Most filtration methods are based on biological processes. Waste and left-over food in your tank are utilized by bacteria that breakdown the material into various components. Bacteria are present in vast numbers when we add live rock and live sand to the tank and this serves as the basis for the system’s filtration.
THE CORE OF MOST
Bacteria will breakdown the waste and attack leftover food and can eventually convert the toxic wastes into less toxic byproducts. Initially ammonia is produced and bacteria will convert this toxic waste material into nitrite, also quite toxic to most marine animals. Bacteria will convert this toxic nitrite into less toxic nitrate. The bacteria that have converted the ammonia into nitrate do so in an environment with oxygen, they are aerobic bacteria. In an environment without oxygen anaerobic bacteria will breakdown the nitrate into nitrogen gas that can safely be emitted from the system.
The basic process of waste processing is called the nitrogen cycle and is what occurs in our aquariums. Other biological processes are ongoing too and create a complex web of constant changes in your tank’ s environment that all impact water quality and filtration. The goal of any filtration method is to create a cleaner environment for your tank’s inhabitants, use of bacteria is usually at the core of this.
Aerobic bacteria that grow in the presence of oxygen are always present in our aquariums and these are certainly needed for waste processing. However, if only aerobic processes take place which convert ammonia to nitrite and then nitrite to nitrate in time the concentration of nitrate in the aquarium will increase to undesirable levels. Reduction of nitrates is accomplished through water changes to dilute or via the utilization of anaerobic bacteria that utilize the nitrates and convert it to nitrogen gas.

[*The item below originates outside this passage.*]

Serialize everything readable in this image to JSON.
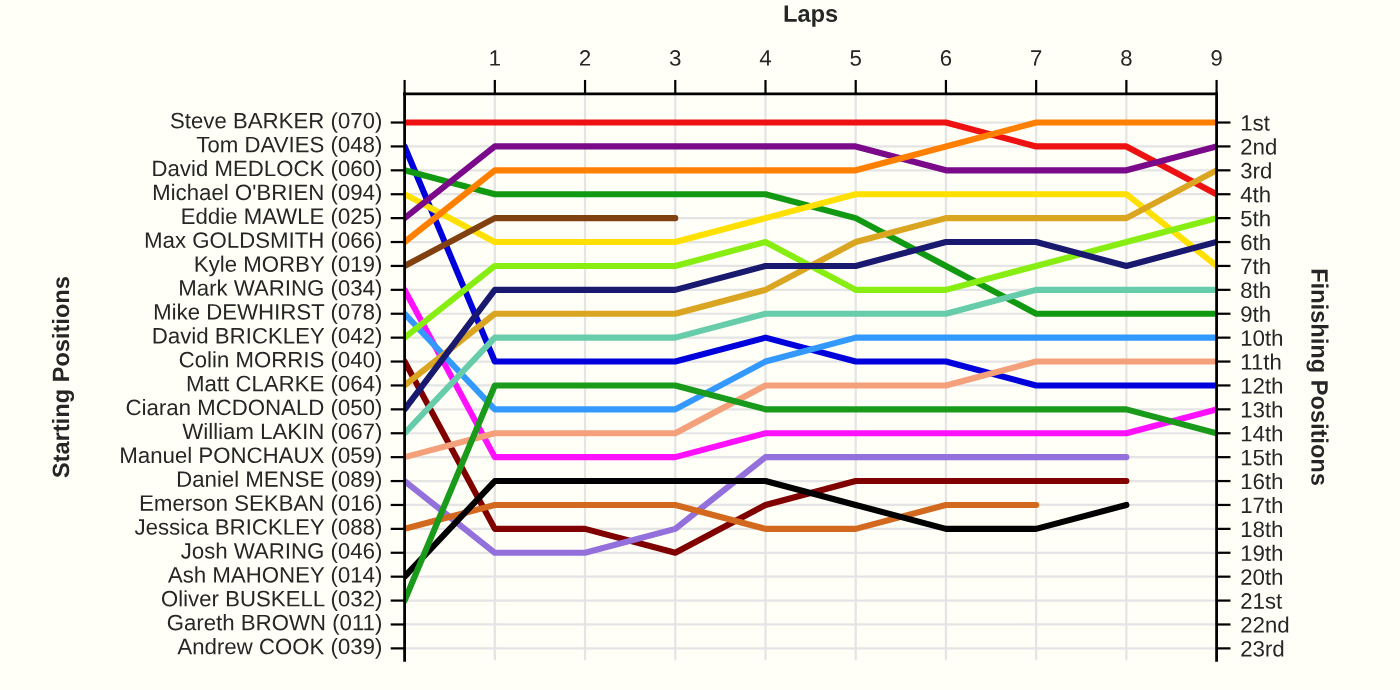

Nitrates can be kept to a minimum by having a bare bottom tank with lots of flow and a large skimmer to remove waste before it has to be broken down via the nitrogen cycle.
One of the oldest methods of purifying your tank’s water is simply exchanging it with new water. This process of literally removing water from your tank and exchanging it with new water is called a partial water change. A partial water change not only dilutes pollutants in the remaining tank water but it also replenishes depleted chemicals and other substances needed for your tank’s inhabitants. Theoretically you could keep a tank superbly clean by constantly changing some water. However, this can become costly and disturb the tank’s inhabitants if you were not careful to put back water at the exact same temperature, salinity, pH, and other parameters. Remember that we are trying to reproduce conditions in our reef aquarium as they are on the natural reef, which tend to be relatively constant. Continual water changes are not practical in the long run for most hobbyists as the sole method of purifying their tank’ s water. Small periodic partial water changes are beneficial, and should be performed approximately at the rate of 10% per week regardless of the filtration method employed.